I have compiled three different versions of the program with both GCC 5.3.0 and Clang 3.7.0 passing them the -DNDEBUG
, -O3
and -std=c++14
flags. The versions differ only in the way LIKELY
is defined.
// 1st version
#define LIKELY(X) static_cast<bool>(X)
// 2nd version
#define LIKELY(X) __builtin_expect(static_cast<bool>(X), true)
// 3rd version
inline bool
LIKELY(const bool x) noexcept
{
return __builtin_expect(x, true);
}
Although conceptually three different versions, I have compared 1st versus 2nd and 1st versus 3rd. The data for 1st was therefore essentially collected twice. 2nd and 3rd are referred to as “hinted”
in the plots.
The horizontal axis of the following plots shows the hit-rate for the LIKELY
annotation and the vertical axis shows the averaged CPU time per iteration of the loop.
Here is the plot for 1st versus 2nd.

As you can see, GCC effectively ignores the hint, producing equally performing code regardless whether the hint was given or not. Clang, on the other hand, clearly pays attention to the hint. If the hit-rate drops low (ie, the hint was wrong), the code is penalized but for high hit-rates (ie, the hint was good), the code outperforms the one generated by GCC.
In case you are wondering about the hill-shaped nature of the curve: that's the hardware branch predictor at work! It has nothing to do with the compiler. Also note how this effect completely dwarfs the effects of the __builtin_expect
, which might be a reason for not worrying too much about it.
In contrast, here is the plot for 1st versus 3rd.

Both compilers produce code that essentially performs equal. For GCC, this doesn't say much but as far as Clang is concerned, the __builtin_expect
doesn't seem to be taken into account when wrapped in a function which makes it loose against GCC for all hit-rates.
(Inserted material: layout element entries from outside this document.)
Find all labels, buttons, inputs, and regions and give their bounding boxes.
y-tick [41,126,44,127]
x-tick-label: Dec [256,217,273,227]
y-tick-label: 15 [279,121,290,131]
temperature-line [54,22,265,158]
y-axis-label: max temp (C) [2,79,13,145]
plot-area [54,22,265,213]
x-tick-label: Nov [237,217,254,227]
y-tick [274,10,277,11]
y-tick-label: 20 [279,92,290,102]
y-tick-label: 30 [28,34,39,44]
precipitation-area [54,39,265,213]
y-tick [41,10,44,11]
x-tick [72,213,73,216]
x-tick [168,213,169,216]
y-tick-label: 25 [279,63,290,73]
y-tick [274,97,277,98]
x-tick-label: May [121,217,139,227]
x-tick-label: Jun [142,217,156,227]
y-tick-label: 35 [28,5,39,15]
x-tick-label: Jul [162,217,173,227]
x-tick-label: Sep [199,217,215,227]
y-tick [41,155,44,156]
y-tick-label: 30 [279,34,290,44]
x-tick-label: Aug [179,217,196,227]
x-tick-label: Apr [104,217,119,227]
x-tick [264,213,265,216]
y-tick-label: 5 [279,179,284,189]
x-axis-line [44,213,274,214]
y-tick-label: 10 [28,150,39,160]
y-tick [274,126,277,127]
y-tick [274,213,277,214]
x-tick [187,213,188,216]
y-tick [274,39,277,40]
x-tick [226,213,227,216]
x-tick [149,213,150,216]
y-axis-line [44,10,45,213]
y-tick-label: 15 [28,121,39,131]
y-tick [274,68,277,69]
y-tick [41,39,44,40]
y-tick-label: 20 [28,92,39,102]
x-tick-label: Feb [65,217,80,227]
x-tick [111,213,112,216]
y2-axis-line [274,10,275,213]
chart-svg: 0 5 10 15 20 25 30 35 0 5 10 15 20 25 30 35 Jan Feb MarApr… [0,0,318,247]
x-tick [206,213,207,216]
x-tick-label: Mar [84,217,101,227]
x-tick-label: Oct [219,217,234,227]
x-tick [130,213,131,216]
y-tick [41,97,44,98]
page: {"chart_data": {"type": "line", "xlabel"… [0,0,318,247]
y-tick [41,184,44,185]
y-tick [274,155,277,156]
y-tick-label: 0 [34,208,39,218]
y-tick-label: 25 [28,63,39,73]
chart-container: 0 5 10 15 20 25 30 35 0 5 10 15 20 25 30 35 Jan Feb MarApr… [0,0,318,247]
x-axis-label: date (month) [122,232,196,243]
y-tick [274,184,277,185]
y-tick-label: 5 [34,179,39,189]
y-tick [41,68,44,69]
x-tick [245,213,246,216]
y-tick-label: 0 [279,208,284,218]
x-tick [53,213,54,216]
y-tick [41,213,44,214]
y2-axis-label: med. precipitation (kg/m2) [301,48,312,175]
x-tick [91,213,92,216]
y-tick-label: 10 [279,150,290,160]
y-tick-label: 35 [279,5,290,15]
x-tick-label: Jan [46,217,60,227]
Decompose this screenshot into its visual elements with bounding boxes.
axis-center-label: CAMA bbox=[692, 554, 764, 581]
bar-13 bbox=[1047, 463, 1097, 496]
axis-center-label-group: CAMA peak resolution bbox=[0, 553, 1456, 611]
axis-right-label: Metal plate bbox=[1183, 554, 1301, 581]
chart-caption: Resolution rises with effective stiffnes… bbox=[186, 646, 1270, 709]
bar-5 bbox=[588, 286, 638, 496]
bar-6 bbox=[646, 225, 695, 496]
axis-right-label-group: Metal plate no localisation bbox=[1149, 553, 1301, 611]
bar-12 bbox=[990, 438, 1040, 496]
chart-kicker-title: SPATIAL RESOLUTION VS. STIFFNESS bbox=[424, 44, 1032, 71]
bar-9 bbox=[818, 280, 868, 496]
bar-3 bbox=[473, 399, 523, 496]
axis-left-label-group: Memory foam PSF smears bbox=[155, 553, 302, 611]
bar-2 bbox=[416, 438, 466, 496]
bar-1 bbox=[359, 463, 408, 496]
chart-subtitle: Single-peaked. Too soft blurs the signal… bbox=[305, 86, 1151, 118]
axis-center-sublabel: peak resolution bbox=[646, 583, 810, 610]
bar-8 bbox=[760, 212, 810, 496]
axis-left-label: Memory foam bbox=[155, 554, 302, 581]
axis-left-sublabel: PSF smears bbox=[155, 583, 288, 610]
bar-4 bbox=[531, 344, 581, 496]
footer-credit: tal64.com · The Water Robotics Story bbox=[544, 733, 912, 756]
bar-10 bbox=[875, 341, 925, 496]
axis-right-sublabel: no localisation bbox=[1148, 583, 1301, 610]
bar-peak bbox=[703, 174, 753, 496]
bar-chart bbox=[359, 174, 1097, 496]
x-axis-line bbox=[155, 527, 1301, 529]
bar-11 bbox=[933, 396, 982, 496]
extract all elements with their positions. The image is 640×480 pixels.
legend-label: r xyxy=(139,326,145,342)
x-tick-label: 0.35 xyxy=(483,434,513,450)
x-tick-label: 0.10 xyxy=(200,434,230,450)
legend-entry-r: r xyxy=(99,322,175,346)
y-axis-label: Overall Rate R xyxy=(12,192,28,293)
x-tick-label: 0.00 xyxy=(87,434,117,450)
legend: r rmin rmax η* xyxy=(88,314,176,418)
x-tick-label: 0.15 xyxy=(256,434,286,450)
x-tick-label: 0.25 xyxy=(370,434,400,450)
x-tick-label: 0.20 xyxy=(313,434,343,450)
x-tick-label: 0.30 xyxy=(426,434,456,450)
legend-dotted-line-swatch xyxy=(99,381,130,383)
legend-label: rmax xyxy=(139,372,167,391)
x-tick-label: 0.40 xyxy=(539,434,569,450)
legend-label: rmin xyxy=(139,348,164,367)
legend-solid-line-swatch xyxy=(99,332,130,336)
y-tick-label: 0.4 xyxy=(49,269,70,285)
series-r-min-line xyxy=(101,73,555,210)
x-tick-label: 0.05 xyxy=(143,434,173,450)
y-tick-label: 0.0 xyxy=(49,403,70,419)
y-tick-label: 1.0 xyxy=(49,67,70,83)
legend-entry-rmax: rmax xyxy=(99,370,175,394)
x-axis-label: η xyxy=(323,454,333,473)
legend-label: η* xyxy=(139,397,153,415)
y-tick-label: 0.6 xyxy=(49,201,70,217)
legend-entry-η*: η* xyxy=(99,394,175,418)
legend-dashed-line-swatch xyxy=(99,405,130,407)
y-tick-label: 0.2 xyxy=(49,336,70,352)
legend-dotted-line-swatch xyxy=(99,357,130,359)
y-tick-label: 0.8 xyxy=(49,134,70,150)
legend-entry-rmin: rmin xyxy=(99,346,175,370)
So, in conclusion, don't use functions as wrappers. If the macro is written correctly, it is not dangerous. (Apart from polluting the name-space.) __builtin_expect
already behaves (at least as far as evaluation of its arguments is concerned) like a function. Wrapping a function call in a macro has no surprising effects on the evaluation of its argument.
I realize that this wasn't your question so I'll keep it short but in general, prefer collecting actual profiling data over guessing likely branches by hand. The data will be more accurate and GCC will pay more attention to it.